Is statistical forcasting applicable also for test data

The fact is, when I take a look at the code, or according to the descriptions of the course, the prediction for validation set using the statistical approaches is possible, because we have assumed that we already know the ground truth values. But this is not true for the test data, we assume that we have no clue about the test data, and with this for example the naive forecasting is not applicable, because we should know the timestep before the current prediction time. I would give an example to illustrate this:

Assuming:
split_time = 1000 (this is for test data)
and we are using the naive prediction, we will have
predicting the moment t=1001
x(1001) = x(1000) -----> we know that we have this moment, because it is our last moment from train data, but what about x(1002)
x(1002) = x(1001) -----> we don’t have the ground truth value for this moment, because x(1001) is from our test data, and we ought to use our own previous prediction (x(1001)) to predict the x(1002).

There are no description regarding this in the week 1 content. If we don’t wanna use our own predictions, then in the case of naive forecasting, we would only be able to forecast for only one timestep, and in the case of moving average only for the length of our window.
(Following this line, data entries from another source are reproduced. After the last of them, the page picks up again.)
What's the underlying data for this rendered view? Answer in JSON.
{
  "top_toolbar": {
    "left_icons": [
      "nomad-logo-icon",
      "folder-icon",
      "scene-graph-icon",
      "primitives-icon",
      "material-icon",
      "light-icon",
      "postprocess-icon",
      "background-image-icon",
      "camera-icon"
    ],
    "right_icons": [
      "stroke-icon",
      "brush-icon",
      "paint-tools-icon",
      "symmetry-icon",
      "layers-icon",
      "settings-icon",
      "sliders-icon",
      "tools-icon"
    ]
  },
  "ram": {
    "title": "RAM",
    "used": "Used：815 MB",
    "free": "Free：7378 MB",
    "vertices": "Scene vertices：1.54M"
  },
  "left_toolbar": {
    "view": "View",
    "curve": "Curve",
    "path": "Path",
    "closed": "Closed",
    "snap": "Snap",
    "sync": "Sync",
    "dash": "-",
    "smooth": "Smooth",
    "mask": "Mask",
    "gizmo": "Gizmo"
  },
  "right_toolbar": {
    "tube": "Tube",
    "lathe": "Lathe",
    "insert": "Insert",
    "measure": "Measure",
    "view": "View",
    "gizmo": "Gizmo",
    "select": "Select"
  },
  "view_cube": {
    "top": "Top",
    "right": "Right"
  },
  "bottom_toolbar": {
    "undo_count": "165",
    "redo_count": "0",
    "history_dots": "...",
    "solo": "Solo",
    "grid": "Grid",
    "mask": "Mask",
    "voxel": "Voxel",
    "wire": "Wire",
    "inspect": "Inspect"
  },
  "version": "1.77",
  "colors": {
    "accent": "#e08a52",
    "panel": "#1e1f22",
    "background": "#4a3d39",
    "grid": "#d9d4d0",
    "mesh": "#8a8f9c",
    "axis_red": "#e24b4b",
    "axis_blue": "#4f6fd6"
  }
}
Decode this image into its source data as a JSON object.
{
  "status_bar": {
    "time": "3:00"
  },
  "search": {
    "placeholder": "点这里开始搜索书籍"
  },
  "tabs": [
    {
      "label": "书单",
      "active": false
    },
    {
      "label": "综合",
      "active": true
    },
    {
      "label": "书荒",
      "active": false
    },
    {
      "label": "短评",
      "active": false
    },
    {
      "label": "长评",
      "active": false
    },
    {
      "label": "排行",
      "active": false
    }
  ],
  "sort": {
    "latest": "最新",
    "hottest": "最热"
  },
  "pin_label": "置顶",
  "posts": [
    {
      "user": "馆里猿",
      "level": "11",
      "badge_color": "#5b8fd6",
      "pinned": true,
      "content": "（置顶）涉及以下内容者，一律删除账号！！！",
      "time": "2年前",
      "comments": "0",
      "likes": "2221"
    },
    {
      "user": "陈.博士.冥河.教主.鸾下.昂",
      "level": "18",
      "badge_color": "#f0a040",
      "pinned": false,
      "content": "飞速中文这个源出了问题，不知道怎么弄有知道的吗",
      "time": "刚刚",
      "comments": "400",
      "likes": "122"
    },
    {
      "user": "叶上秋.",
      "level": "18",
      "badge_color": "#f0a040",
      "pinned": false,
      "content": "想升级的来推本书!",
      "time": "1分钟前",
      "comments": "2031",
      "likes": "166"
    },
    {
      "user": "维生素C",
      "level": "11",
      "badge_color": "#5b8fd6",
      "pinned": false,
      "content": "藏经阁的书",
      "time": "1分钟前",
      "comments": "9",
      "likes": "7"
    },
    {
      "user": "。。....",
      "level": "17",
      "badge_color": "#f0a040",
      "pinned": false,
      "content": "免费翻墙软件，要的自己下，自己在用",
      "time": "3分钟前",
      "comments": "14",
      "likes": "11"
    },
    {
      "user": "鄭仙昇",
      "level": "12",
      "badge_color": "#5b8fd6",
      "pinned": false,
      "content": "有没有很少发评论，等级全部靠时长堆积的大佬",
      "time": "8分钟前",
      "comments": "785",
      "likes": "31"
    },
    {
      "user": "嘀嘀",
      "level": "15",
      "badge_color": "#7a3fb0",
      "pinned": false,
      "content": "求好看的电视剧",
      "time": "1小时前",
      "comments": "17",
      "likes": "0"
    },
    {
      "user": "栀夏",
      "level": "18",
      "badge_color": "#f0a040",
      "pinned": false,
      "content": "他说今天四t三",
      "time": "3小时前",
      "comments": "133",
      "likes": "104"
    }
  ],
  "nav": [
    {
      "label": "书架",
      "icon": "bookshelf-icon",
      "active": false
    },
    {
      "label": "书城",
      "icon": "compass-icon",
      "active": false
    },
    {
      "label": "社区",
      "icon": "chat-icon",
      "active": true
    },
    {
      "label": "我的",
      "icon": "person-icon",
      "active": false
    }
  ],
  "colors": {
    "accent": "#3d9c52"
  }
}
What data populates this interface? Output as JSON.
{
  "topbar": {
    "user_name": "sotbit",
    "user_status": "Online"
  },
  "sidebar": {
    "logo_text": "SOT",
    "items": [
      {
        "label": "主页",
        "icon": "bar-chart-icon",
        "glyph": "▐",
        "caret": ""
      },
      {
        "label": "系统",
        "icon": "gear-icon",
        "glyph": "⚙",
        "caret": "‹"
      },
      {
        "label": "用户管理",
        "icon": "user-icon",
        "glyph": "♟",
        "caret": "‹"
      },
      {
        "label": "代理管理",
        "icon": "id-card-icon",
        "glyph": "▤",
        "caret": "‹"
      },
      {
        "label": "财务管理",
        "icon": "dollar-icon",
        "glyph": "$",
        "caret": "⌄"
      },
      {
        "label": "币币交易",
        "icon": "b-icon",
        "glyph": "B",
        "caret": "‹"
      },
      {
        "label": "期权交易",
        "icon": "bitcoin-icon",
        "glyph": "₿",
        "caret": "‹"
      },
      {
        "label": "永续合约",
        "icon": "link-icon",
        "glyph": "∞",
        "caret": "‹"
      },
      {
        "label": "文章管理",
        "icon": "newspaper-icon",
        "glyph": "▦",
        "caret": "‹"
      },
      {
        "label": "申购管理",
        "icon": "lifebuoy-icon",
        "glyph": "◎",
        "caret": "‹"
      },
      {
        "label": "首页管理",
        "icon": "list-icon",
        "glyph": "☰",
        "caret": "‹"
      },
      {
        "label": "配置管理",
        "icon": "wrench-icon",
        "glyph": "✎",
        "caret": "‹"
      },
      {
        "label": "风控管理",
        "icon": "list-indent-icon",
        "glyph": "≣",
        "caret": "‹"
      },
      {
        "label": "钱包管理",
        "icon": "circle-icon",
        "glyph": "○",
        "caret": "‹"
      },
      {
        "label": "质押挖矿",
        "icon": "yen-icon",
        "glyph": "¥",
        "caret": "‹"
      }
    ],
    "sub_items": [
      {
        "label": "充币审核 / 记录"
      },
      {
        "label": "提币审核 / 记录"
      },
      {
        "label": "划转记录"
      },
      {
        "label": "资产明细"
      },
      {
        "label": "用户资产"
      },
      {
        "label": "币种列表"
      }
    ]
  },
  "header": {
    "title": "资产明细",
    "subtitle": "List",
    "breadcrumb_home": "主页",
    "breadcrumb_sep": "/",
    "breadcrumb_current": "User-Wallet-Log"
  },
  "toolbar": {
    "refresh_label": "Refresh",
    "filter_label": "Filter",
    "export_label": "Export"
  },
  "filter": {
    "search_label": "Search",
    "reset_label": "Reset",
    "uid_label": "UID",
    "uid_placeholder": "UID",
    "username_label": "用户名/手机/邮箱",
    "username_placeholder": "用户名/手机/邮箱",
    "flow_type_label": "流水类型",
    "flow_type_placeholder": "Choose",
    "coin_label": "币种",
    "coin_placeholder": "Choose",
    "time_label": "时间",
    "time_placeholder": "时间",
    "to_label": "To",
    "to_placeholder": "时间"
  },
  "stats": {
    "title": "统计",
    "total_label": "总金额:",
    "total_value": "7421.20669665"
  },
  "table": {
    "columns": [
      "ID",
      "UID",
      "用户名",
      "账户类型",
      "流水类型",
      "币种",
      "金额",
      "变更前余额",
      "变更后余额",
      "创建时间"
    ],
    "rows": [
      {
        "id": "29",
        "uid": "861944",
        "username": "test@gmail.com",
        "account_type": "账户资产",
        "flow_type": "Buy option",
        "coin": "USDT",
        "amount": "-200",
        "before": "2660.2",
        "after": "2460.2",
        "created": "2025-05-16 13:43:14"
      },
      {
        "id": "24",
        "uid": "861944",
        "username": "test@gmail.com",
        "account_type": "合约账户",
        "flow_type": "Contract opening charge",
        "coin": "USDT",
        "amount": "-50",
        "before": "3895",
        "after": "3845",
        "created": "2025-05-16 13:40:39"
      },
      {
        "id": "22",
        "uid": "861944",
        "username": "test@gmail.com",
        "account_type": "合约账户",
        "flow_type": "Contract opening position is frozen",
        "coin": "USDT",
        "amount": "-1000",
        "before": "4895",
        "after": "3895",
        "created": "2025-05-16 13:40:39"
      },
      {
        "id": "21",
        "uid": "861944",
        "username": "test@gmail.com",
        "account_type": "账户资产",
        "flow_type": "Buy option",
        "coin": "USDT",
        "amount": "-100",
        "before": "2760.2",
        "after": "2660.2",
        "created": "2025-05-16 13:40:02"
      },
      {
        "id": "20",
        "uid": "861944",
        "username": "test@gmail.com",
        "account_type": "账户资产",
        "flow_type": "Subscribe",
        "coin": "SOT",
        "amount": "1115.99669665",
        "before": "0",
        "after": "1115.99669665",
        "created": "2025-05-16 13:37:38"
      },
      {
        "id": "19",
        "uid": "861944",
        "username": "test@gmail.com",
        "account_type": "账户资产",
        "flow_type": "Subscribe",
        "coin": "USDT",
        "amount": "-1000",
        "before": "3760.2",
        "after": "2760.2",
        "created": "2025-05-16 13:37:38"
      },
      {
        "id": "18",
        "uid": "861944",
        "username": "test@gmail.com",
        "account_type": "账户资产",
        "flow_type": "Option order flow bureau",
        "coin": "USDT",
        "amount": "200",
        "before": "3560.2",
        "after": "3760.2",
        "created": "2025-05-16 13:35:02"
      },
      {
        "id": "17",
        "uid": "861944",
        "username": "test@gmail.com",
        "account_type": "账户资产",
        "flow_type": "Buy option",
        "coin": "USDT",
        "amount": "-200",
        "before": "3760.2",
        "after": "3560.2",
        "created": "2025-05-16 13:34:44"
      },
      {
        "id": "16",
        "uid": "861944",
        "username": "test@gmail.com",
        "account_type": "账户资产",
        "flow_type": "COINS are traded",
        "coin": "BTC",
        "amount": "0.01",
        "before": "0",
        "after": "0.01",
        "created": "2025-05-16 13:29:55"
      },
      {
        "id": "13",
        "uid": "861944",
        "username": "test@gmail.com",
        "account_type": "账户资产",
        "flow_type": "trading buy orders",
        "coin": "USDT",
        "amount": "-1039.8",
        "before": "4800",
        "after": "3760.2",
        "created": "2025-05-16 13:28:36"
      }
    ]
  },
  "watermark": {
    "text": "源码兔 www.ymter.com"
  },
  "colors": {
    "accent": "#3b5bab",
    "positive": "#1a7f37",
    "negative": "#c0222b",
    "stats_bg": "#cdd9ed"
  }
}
I wonder, shouldn’t we use our own predictions in the case of validating our model using the validation set instead of the ground truth data, since this would be closer to forecasting via the test data, and would represent a more realistic estimation of the our error metric?

I would be more than happy if you would illustrate this more.

Best Regards,
Milad

We are given xs from test dataset and are asked to predict the corresponding ys.
As you mentioned, ys_test[0] = xs_train[-1]
For the rest of them, ys_test[i] = xs_test[i - 1].

Thanks for the reply.

Isn’t it better to follow the same approach when predicting the validation set?

When training, you can discard the very first x. This is because, there is no -1 in time to predict ys_train[0]. When evaluating, you cannot afford to skip timestep 0. This is why ys_test[0] is covered as a corner case. Rest of the algorithm is the same.

If your suggestion is different, please specify your approach in terms of arrays & indices just the way I did. Do specify the entry for ys_test[0].